PWI Ganjar Gubernur-Wagub Sulut Penghargaan Mitra Pers

Tim detikcom - detikNews
Kamis, 21 Apr 2022 00:16 WIB
PWI Ganjar Gubernur-Wagub Sulut Penghargaan Mitra Pers (dok.ist)
Foto: PWI Ganjar Gubernur-Wagub Sulut Penghargaan Mitra Pers (dok.ist)
Jakarta -

Persatuan Wartawan Indonesia (PWI) Pusat memberikan penghargaan mitra pers kepada Gubernur dan Wakil Gubernur Sulawesi Utara (Sulut) Olly Dondokambey-Steven Octavianus Estefanus Kandouw. Penghargaan diberikan karena keduanya dinilai berperan aktif mendukung kegiatan pers nasional di Provinsi Sulut.

"Gubernur Sulawesi Utara Olly Dondokambey merupakan salah satu gubernur yang datang ke PWI Pusat. Tidak banyak pemimpin yang datang langsung ke kantor PWI Pusat," ujar Ketua Umum PWI Pusat Atal S Depari dalam keterangan tertulis, Rabu (20/4/2022).

Acara pemberian penghargaan digelar di kantor PWI Pusat, Jakarta Pusat, kemarin.Dalam acara tersebut Ketua PWI Pusat didampingi jajarannya. Ada Sekjen PWI Pusat Mirza Zulhadi, Ketua Bidang Organisai Zulkifli Gani Ottoh, Bendahara Umum Muhammad Ihsan, dan Wakil Bendahara Umum Dar Edi Yoga.

Atal menyebut pihaknya melihat secara nasional, Indeks Kemerdekaan Pers di Sulut tidak terlalu buruk.

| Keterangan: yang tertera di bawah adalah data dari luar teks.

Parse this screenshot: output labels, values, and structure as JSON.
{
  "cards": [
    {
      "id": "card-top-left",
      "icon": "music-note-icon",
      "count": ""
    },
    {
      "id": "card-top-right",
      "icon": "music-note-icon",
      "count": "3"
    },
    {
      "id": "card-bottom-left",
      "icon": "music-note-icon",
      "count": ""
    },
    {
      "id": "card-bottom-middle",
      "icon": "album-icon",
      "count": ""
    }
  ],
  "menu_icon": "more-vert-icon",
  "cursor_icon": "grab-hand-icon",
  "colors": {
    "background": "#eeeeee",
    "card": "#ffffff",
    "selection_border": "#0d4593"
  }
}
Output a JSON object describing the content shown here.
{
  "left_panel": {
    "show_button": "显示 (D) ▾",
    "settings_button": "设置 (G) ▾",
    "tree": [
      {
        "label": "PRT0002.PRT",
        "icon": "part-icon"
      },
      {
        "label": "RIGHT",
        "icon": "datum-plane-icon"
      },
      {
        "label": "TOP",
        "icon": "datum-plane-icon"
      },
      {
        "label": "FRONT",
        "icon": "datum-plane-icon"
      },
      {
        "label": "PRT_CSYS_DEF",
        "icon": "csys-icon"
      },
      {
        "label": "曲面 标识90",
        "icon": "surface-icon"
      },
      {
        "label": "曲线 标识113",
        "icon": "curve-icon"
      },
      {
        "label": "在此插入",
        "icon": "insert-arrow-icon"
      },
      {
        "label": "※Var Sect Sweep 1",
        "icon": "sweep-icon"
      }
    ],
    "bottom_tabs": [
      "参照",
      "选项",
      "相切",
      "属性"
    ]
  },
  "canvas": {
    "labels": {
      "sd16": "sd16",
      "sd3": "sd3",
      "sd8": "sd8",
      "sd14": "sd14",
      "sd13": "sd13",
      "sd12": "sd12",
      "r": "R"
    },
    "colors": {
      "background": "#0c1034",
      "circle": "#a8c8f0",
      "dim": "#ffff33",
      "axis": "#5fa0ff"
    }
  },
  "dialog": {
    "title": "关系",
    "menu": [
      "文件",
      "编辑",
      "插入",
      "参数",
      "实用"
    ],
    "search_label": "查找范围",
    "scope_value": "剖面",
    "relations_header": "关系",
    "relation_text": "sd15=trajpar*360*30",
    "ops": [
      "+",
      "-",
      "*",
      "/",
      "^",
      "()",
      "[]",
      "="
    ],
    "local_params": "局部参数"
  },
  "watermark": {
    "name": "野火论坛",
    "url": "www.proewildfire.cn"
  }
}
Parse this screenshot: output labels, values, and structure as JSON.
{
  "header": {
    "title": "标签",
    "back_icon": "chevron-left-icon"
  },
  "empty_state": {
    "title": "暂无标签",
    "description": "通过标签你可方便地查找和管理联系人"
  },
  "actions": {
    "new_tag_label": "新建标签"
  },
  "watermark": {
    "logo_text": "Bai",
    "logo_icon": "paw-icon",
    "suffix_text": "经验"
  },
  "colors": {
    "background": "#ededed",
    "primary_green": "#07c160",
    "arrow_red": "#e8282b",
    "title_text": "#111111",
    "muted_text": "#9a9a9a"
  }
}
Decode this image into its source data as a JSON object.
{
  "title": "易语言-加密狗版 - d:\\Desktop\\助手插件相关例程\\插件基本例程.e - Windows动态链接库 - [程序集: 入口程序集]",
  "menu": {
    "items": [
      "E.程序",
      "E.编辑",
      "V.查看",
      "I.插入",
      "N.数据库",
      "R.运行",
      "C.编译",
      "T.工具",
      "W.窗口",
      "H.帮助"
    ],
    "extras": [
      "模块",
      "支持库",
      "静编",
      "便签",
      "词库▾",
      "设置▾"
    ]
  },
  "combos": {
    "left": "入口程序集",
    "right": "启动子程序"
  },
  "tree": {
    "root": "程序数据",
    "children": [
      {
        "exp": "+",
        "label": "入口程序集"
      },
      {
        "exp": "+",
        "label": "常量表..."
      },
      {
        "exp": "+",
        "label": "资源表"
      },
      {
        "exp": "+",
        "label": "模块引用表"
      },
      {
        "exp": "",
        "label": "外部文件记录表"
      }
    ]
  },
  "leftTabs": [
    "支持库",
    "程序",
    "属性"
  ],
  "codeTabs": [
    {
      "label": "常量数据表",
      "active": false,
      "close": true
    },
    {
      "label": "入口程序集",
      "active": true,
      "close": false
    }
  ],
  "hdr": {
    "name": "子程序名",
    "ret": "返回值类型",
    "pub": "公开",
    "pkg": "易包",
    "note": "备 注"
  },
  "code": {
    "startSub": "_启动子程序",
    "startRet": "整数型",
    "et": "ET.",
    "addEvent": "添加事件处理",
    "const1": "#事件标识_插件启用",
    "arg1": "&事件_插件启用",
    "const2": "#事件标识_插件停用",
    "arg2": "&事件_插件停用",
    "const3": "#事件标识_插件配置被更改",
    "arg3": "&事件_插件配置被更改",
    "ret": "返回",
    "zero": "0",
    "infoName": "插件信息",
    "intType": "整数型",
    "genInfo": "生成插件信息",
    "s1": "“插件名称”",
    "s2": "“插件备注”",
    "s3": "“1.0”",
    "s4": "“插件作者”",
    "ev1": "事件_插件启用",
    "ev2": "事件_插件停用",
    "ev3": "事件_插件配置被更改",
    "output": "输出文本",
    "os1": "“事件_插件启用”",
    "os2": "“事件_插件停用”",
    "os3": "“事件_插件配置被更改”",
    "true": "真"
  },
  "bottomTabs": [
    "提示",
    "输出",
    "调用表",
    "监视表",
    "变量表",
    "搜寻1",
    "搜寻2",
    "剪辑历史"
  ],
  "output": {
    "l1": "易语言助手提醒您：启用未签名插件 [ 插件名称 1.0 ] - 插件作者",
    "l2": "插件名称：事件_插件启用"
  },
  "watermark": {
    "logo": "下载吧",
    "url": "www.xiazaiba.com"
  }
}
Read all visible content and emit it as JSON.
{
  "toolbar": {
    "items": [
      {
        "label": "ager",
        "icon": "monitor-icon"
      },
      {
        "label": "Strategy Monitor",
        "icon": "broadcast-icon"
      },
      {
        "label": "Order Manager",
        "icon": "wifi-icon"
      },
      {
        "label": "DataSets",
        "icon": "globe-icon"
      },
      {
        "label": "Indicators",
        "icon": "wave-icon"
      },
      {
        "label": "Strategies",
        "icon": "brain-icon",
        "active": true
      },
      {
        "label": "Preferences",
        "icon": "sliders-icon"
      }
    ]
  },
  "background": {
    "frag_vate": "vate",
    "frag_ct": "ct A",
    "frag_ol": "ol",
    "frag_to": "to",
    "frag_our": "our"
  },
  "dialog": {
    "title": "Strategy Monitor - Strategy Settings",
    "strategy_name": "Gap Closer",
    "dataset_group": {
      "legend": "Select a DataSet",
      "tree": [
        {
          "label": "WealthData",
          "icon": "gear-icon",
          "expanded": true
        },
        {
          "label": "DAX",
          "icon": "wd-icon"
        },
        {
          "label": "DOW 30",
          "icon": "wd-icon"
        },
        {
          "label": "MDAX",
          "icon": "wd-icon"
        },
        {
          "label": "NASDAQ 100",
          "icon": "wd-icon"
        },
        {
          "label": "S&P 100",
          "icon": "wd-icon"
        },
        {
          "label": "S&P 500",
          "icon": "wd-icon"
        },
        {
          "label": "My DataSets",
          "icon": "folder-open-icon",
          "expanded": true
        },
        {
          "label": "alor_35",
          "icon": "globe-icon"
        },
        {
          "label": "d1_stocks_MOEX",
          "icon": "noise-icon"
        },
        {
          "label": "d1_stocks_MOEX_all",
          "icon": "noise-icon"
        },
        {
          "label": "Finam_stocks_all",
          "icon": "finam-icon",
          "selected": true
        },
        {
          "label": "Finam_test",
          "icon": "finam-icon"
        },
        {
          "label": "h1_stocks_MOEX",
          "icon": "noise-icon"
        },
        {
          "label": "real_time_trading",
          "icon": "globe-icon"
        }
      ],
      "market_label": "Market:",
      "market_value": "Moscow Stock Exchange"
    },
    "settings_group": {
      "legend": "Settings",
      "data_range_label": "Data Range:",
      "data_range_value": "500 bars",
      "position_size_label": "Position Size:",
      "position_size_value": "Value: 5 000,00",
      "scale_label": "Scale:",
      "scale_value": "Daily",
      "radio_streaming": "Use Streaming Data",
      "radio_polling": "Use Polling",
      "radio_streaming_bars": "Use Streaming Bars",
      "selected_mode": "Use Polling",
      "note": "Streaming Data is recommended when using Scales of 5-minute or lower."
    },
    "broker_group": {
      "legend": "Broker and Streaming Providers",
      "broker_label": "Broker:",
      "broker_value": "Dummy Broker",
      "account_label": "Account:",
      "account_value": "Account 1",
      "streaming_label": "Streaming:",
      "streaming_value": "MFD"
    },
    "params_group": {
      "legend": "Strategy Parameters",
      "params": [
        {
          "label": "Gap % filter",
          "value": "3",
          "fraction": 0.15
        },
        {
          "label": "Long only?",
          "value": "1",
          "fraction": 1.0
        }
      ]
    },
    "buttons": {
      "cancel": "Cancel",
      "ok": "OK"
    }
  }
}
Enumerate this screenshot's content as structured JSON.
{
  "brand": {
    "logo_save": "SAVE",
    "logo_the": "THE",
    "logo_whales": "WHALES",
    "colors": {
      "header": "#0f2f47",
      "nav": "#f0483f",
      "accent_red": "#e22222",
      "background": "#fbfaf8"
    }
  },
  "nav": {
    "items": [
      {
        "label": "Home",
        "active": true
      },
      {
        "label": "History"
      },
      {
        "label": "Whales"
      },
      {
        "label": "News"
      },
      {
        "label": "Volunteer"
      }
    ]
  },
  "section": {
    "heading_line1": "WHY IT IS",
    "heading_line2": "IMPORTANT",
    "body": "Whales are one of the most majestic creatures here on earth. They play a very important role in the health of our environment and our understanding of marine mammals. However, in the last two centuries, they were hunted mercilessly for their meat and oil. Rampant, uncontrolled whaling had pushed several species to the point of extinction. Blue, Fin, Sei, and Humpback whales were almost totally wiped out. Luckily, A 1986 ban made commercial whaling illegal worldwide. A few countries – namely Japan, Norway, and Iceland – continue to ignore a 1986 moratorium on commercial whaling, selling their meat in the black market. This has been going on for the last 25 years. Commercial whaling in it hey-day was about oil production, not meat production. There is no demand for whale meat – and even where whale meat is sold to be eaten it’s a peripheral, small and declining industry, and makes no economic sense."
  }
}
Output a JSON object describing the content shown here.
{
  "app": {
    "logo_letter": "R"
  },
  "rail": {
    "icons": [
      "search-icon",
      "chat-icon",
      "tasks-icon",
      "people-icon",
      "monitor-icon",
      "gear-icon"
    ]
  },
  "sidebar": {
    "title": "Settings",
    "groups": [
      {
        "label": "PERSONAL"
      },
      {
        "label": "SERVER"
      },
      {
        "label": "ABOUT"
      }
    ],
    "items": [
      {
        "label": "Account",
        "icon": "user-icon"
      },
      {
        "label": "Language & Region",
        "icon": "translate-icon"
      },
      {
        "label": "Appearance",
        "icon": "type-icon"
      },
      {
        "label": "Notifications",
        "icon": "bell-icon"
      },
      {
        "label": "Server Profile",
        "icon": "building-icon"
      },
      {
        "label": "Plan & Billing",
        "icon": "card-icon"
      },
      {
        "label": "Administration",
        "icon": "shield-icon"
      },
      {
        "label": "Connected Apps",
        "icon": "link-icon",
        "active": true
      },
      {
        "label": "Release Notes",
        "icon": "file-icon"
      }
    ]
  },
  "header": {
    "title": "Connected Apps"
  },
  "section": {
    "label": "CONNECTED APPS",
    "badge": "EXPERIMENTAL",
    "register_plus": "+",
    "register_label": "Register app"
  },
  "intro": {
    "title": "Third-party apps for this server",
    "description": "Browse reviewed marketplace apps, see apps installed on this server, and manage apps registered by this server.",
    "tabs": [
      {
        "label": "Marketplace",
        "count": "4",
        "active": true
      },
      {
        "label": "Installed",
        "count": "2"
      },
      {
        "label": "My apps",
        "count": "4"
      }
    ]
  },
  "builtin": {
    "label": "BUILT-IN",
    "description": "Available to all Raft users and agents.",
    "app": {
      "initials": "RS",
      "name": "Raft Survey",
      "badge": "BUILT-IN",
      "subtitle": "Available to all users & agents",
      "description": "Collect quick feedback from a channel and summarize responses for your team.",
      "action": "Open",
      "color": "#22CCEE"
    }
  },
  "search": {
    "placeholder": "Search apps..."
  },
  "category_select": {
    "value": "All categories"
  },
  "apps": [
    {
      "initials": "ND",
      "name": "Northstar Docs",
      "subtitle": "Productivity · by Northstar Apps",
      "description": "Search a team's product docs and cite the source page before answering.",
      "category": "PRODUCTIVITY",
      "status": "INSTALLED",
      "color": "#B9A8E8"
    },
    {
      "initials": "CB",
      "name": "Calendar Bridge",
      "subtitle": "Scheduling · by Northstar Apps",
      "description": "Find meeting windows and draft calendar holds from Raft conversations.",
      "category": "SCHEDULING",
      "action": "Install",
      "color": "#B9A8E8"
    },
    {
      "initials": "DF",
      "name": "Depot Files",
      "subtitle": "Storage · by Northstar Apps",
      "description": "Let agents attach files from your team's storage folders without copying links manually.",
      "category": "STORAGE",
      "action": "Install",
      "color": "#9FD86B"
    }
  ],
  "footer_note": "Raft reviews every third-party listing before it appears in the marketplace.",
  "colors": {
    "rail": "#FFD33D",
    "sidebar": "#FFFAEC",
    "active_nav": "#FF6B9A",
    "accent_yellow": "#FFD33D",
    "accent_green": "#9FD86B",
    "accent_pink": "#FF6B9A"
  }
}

Dimana ada pada ranking 14 tahun 2021 dari 34 provinsi.

"Kami juga tahu Gubernur Sulawesi Utara banyak memberikan perhatian kepada pers, khususnya organisasi PWI. Tentunya kami tidak akan berhenti menyampaikan apa yang kami rasakan penting, karena ini adalah kemitraan yang strategis," kata Atal.

Pada kesempatan itu, Gubernur Olly Dondokambey berterima kasih atas kepercayaan PWI Pusat.Olly mengatakan Pemprov Sulut mengharapkan peran PWI untuk membantu menyebarkan informasi kepada masyarakat.

"Tentunya kami sangat mengharapkan peran PWI di Sulawesi Utara, dalam rangka menginformasikan kepada seluruh masyarakat tentang apa yang menjadi tugas dan tanggung jawab pemerintah, dan sekaligus menginformasikan kalau ada hal-hal yang tidak terjangkau pemantauan dari pemerintah, sehingga proses kemitraan ini bisa berjalan dua arah," kata Olly.